Soft power refers to the ability of a country to influence the behavior of other countries or actors in the international system through non-coercive means. It is the ability to attract and persuade others to support a country’s policies and objectives through the use of culture, ideology, values, and institutions, rather than through military or economic coercion.
Soft power is often seen as an alternative or complementary approach to hard power, which involves the use of military or economic pressure to achieve a country’s goals. Soft power is generally seen as a more subtle and indirect approach to international relations that relies on building positive relationships and appealing to shared values and interests.
Soft power can also be used to build partnerships and alliances, increase economic cooperation, and promote diplomacy and peaceful conflict resolution.
World Made Good Sustainable Development Host, Catarina Caria spoke with the author of a new book that looks at reclaiming global leadership using soft power.
Daniel F. Runde is senior vice president and the William A. Schreyer Chair in Global Analysis at the Center for Strategic and International Studies (CSIS). Renowned as a global thought leader, he has been at the center of Washington debates on soft power and development for two decades. Previously, he held senior leadership roles at the World Bank Group and served in the Bush Administration at USAID (the U.S. Agency for International Development). He is a member of the Council on Foreign Relations and the Bretton Woods Committee, and previously chaired two U.S. federal advisory committees that touch on soft power. He is a contributor to thehill.com and hosts a CSIS podcast series “Building the Future: Freedom, Prosperity & Foreign Policy.”

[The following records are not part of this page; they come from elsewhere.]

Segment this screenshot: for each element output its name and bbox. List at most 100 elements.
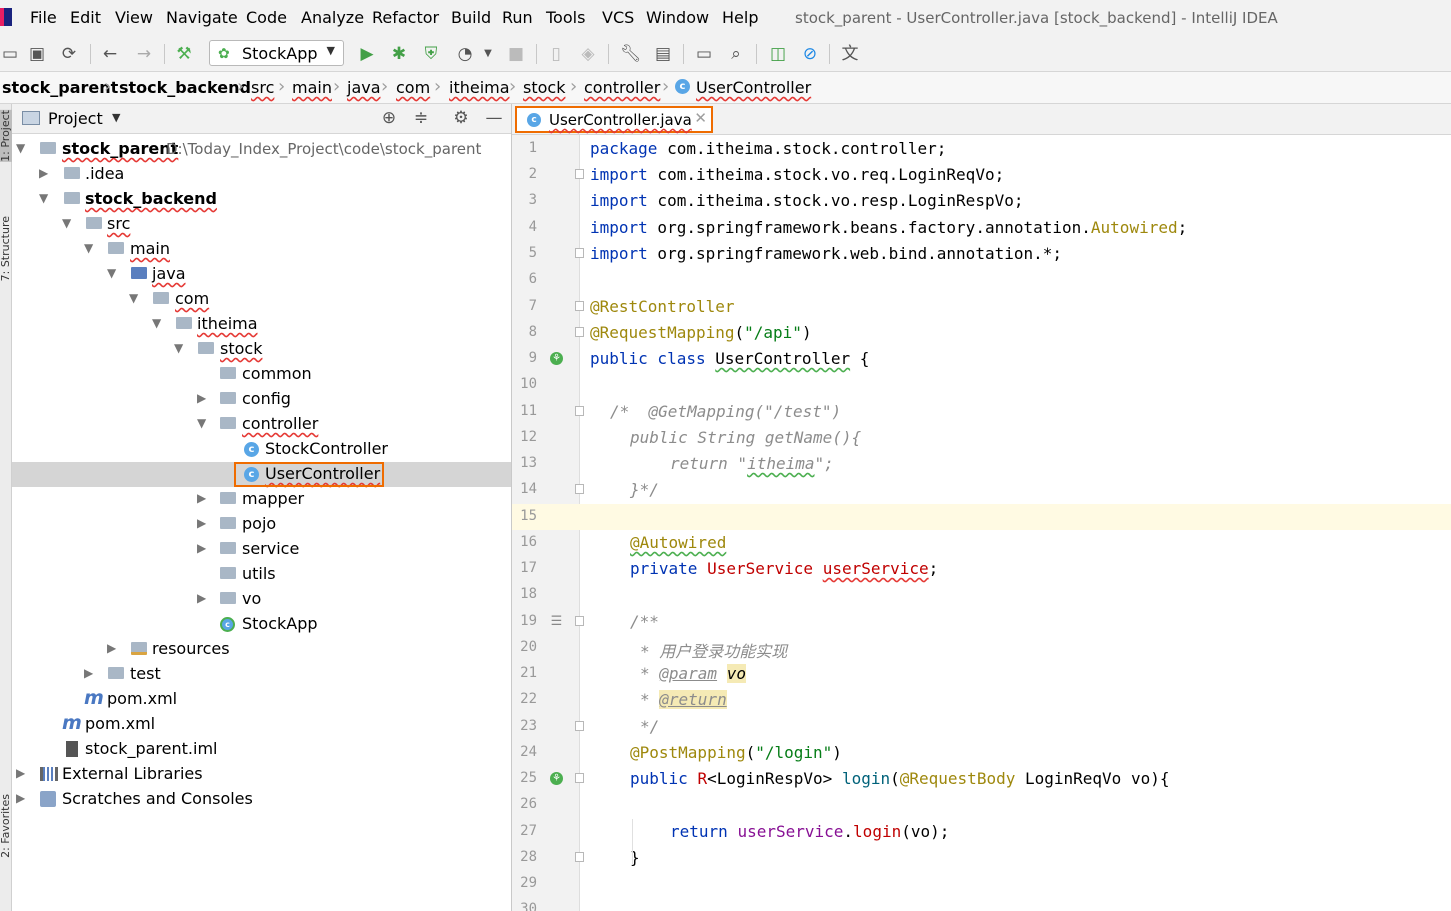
chevron-right-icon[interactable]: ▶ <box>107 641 119 655</box>
collapse-all-icon[interactable]: ≑ <box>411 108 431 128</box>
synchronize-icon[interactable]: ⟳ <box>59 44 79 64</box>
open-folder-icon[interactable]: ▭ <box>0 44 20 64</box>
gear-icon[interactable]: ⚙ <box>451 108 471 128</box>
translate-icon[interactable]: 文 <box>840 44 860 64</box>
save-all-icon[interactable]: ▣ <box>27 44 47 64</box>
tree-item-test[interactable]: ▶ test <box>12 662 511 687</box>
chevron-right-icon[interactable]: ▶ <box>16 766 28 780</box>
chevron-right-icon[interactable]: ▶ <box>197 541 209 555</box>
request-mapping-icon[interactable]: ⚘ <box>550 772 563 785</box>
ant-build-icon[interactable]: ◈ <box>578 44 598 64</box>
fold-marker-icon[interactable] <box>575 301 584 311</box>
back-icon[interactable]: ← <box>100 44 120 64</box>
menu-refactor[interactable]: Refactor <box>372 8 439 27</box>
menu-run[interactable]: Run <box>502 8 533 27</box>
chevron-down-icon[interactable]: ▼ <box>62 216 74 230</box>
fold-marker-icon[interactable] <box>575 773 584 783</box>
debug-bug-icon[interactable]: ✱ <box>389 44 409 64</box>
menu-navigate[interactable]: Navigate <box>166 8 238 27</box>
tab-usercontroller-java[interactable]: c UserController.java ✕ <box>515 106 713 133</box>
tree-item-stockcontroller[interactable]: c StockController <box>12 437 511 462</box>
build-hammer-icon[interactable]: ⚒ <box>174 44 194 64</box>
render-doc-icon[interactable]: ☰ <box>550 615 563 628</box>
tree-item-service[interactable]: ▶ service <box>12 537 511 562</box>
chevron-down-icon[interactable]: ▼ <box>112 111 120 124</box>
menu-edit[interactable]: Edit <box>70 8 101 27</box>
tree-item-common[interactable]: common <box>12 362 511 387</box>
tree-item-stock[interactable]: ▼ stock <box>12 337 511 362</box>
tree-item-usercontroller[interactable]: c UserController <box>12 462 511 487</box>
fold-marker-icon[interactable] <box>575 721 584 731</box>
tree-item-stock-backend[interactable]: ▼ stock_backend <box>12 187 511 212</box>
breadcrumb-stock-parent[interactable]: stock_parent <box>2 78 118 97</box>
tree-item-itheima[interactable]: ▼ itheima <box>12 312 511 337</box>
chevron-right-icon[interactable]: ▶ <box>197 491 209 505</box>
project-structure-icon[interactable]: ▤ <box>653 44 673 64</box>
chevron-right-icon[interactable]: ▶ <box>39 166 51 180</box>
tree-item-com[interactable]: ▼ com <box>12 287 511 312</box>
statistic-icon[interactable]: ◫ <box>768 44 788 64</box>
run-with-coverage-icon[interactable]: ⛨ <box>421 44 441 64</box>
menu-help[interactable]: Help <box>722 8 758 27</box>
tree-item-mapper[interactable]: ▶ mapper <box>12 487 511 512</box>
tree-item-scratches[interactable]: ▶ Scratches and Consoles <box>12 787 511 812</box>
chevron-right-icon[interactable]: ▶ <box>197 591 209 605</box>
fold-marker-icon[interactable] <box>575 616 584 626</box>
menu-vcs[interactable]: VCS <box>602 8 634 27</box>
tree-item-resources[interactable]: ▶ resources <box>12 637 511 662</box>
chevron-down-icon[interactable]: ▼ <box>107 266 119 280</box>
breadcrumb-main[interactable]: main <box>292 78 332 97</box>
tree-item-iml[interactable]: stock_parent.iml <box>12 737 511 762</box>
tree-item-pom-backend[interactable]: m pom.xml <box>12 687 511 712</box>
tree-item-idea[interactable]: ▶ .idea <box>12 162 511 187</box>
close-icon[interactable]: ✕ <box>694 109 707 127</box>
tree-item-config[interactable]: ▶ config <box>12 387 511 412</box>
tree-item-stock-parent[interactable]: ▼ stock_parent D:\Today_Index_Project\co… <box>12 137 511 162</box>
fold-marker-icon[interactable] <box>575 248 584 258</box>
tree-item-java[interactable]: ▼ java <box>12 262 511 287</box>
tree-item-pojo[interactable]: ▶ pojo <box>12 512 511 537</box>
chevron-right-icon[interactable]: ▶ <box>16 791 28 805</box>
chevron-right-icon[interactable]: ▶ <box>197 516 209 530</box>
chevron-down-icon[interactable]: ▼ <box>197 416 209 430</box>
chevron-down-icon[interactable]: ▼ <box>152 316 164 330</box>
tree-item-external-libraries[interactable]: ▶ External Libraries <box>12 762 511 787</box>
menu-build[interactable]: Build <box>451 8 491 27</box>
run-icon[interactable]: ▶ <box>357 44 377 64</box>
tree-item-main[interactable]: ▼ main <box>12 237 511 262</box>
breadcrumb-src[interactable]: src <box>251 78 274 97</box>
terminal-icon[interactable]: ▭ <box>694 44 714 64</box>
breadcrumb-stock[interactable]: stock <box>523 78 565 97</box>
locate-file-icon[interactable]: ⊕ <box>379 108 399 128</box>
fold-marker-icon[interactable] <box>575 327 584 337</box>
menu-file[interactable]: File <box>30 8 57 27</box>
hide-panel-icon[interactable]: — <box>484 108 504 128</box>
tree-item-src[interactable]: ▼ src <box>12 212 511 237</box>
run-configuration-select[interactable]: ✿ StockApp ▼ <box>209 40 344 66</box>
power-save-icon[interactable]: ⊘ <box>800 44 820 64</box>
menu-view[interactable]: View <box>115 8 153 27</box>
menu-tools[interactable]: Tools <box>546 8 585 27</box>
fold-marker-icon[interactable] <box>575 169 584 179</box>
breadcrumb-controller[interactable]: controller <box>584 78 660 97</box>
attach-debugger-icon[interactable]: ▯ <box>546 44 566 64</box>
tree-item-stockapp[interactable]: c StockApp <box>12 612 511 637</box>
breadcrumb-usercontroller[interactable]: UserController <box>696 78 811 97</box>
breadcrumb-stock-backend[interactable]: stock_backend <box>119 78 251 97</box>
profiler-icon[interactable]: ◔ <box>455 44 475 64</box>
chevron-right-icon[interactable]: ▶ <box>197 391 209 405</box>
breadcrumb-com[interactable]: com <box>396 78 430 97</box>
project-view-select[interactable]: Project <box>48 109 103 128</box>
forward-icon[interactable]: → <box>134 44 154 64</box>
chevron-down-icon[interactable]: ▼ <box>16 141 28 155</box>
code-editor[interactable]: 1 package com.itheima.stock.controller; … <box>512 135 1451 911</box>
chevron-down-icon[interactable]: ▼ <box>174 341 186 355</box>
tree-item-pom-parent[interactable]: m pom.xml <box>12 712 511 737</box>
tree-item-vo[interactable]: ▶ vo <box>12 587 511 612</box>
settings-wrench-icon[interactable]: 🔧︎ <box>620 44 642 64</box>
menu-window[interactable]: Window <box>646 8 709 27</box>
menu-analyze[interactable]: Analyze <box>301 8 364 27</box>
search-everywhere-icon[interactable]: ⌕ <box>726 44 746 64</box>
tab-structure[interactable]: 7: Structure <box>0 216 12 281</box>
menu-code[interactable]: Code <box>246 8 287 27</box>
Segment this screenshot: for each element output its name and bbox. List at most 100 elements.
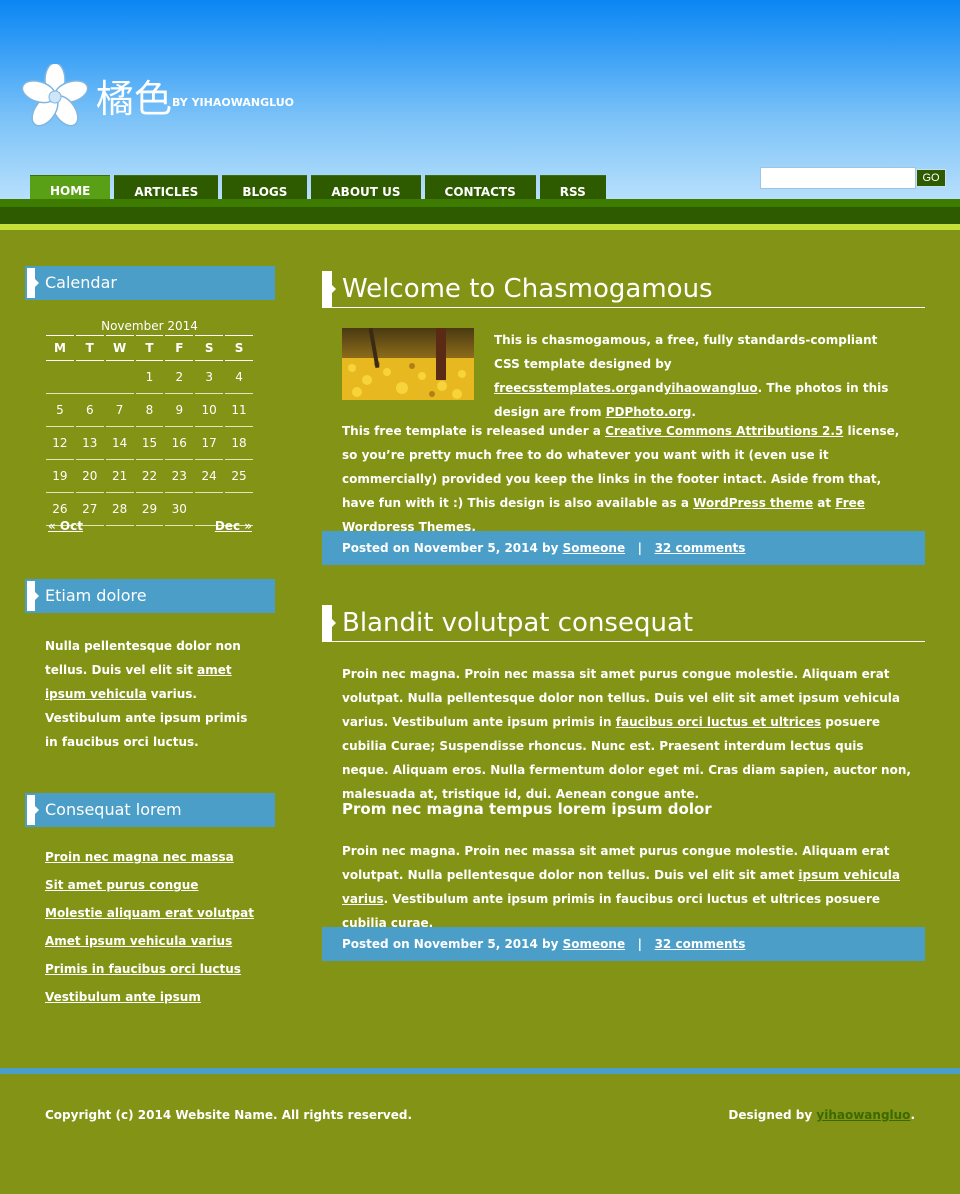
post-author-link[interactable]: Someone [563, 937, 625, 951]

Runde’s new book The American Imperative: Reclaiming Global Leadership Through Soft Power (Bombardier Books, Feb. 7, 2023) addresses what America’s global strategy should look like in an age of renewed great power competition.
Runde makes the case for building a new global consensus through vigorous internationalism and judicious use of soft power. He maps out many of the steps that we need to take––primarily in the non-military sphere––to ensure an alliance of stable and secure, like-minded, self-reliant partner nations in order to prevent rising authoritarian powers such as China from running the world.
This is the first book in decades to look at our non-military power through the lens of great-power competition. It calls for: supporting broad-based economic growth, supporting good governance and anti-corruption, long-term training, differentiating our approaches in middle-income countries and fragile states, and stronger U.S. leadership in the multilateral system.